Un buffle d'eau traversant une rue tranquille de Soure à l'heure dorée, des palmiers en silhouette à l'arrière-plan
← Île de Marajó

Soure

"Le buffle ne bloquait pas la circulation. Il était la circulation."

La capitale insulaire dont personne ne vous a parlé

Soure n’est pas une destination léchée. Les rues sont par endroits non goudronnées, internet est capricieux, et la ville avance à un rythme qui fait douter que les horloges aient jamais été introduites ici. C’est précisément ce qui m’a plu. Je suis arrivé par ferry depuis Belém — une traversée de cinq heures qui sentait le sel, le diesel et l’açaí frit — et le temps de descendre du bateau, j’avais compris que Marajó fonctionnait selon une physique différente du reste du Brésil.

L’histoire des buffles est bien réelle. Ils errent sur le front de mer, fouinent les étals de légumes et restent imperturbables au milieu de la rue principale tandis que les mototaxis les contournent sans klaxonner. Personne ne semble s’en formaliser. Ces animaux sont partout sur l’île — descendants de troupeaux amenés par les premiers colons qui découvrirent que le terrain de la plaine inondable ne convenait pas au bétail. Marajó s’est adapté. Les buffles sont restés.

Obsession céramique

Le peuple marajoara, qui vivait sur cette île il y a plus de mille ans, a laissé derrière lui certaines des poteries précolombiennes les plus sophistiquées d’Amérique du Sud. Soure a transformé cet héritage en une industrie artisanale vivante, et j’ai passé une lente matinée à aller d’atelier en atelier, regardant des femmes façonner l’argile en motifs géométriques inchangés depuis un millénaire. Les motifs orange et noir — spirales, lignes serpentines, figures anthropomorphes — apparaissent sur tout, des assiettes dignes d’un musée aux porte-clés pour touristes, et l’éventail de savoir-faire est immense. J’ai acheté une petite pièce à une femme qui cuisait de la céramique depuis l’âge de neuf ans. Elle me l’a vendue trente reais. Elle trône aujourd’hui sur mon étagère au Mexique et je la regarde tous les jours.

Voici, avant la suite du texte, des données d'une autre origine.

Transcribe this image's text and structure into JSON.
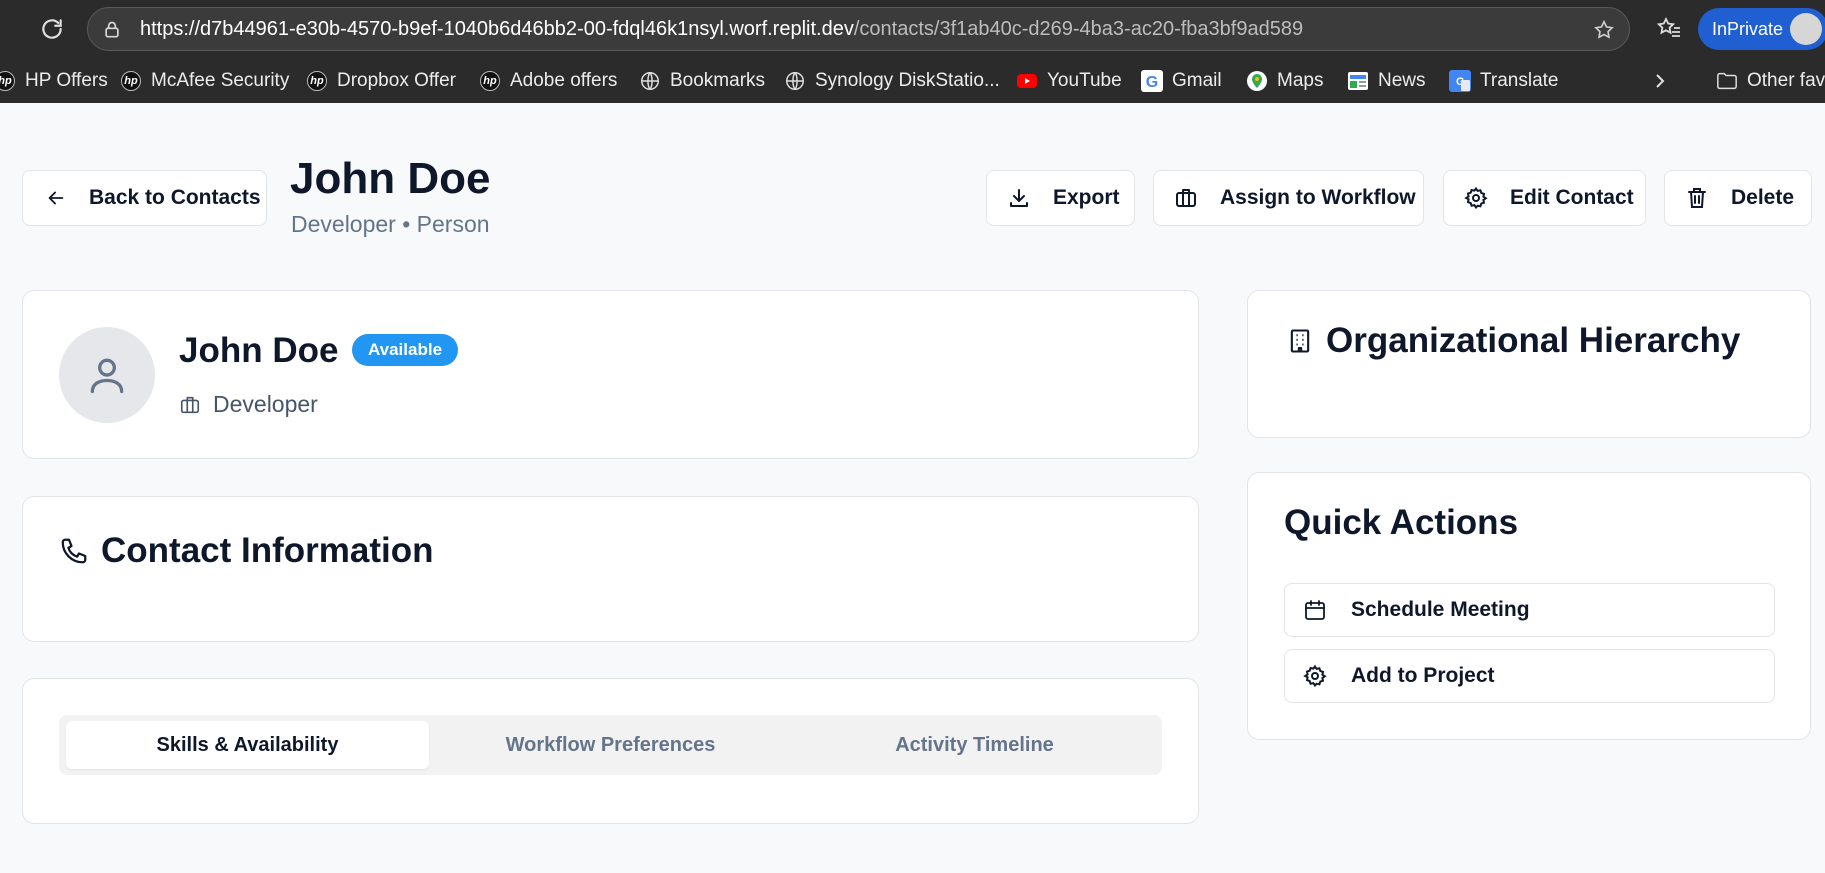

Les plages commencent ici même

La plage de Soure, Praia de Araruna, est à dix minutes de marche de la place principale et paraît parfaitement improbable — une large bande de sable brun doré où l’eau douce de l’Amazone rencontre la marée montante de l’Atlantique. On ne voit pas l’océan d’ici ; on est trop loin à l’intérieur des terres pour ça. Ce qu’on voit, c’est un horizon d’eau libre qui pourrait être la mer ou le fleuve selon la manière dont tombe la lumière. J’y suis allé à marée basse et j’ai trouvé le banc de sable s’avançant sur des centaines de mètres, chaud et à hauteur de cheville, avec des hérons fouillant les hauts-fonds.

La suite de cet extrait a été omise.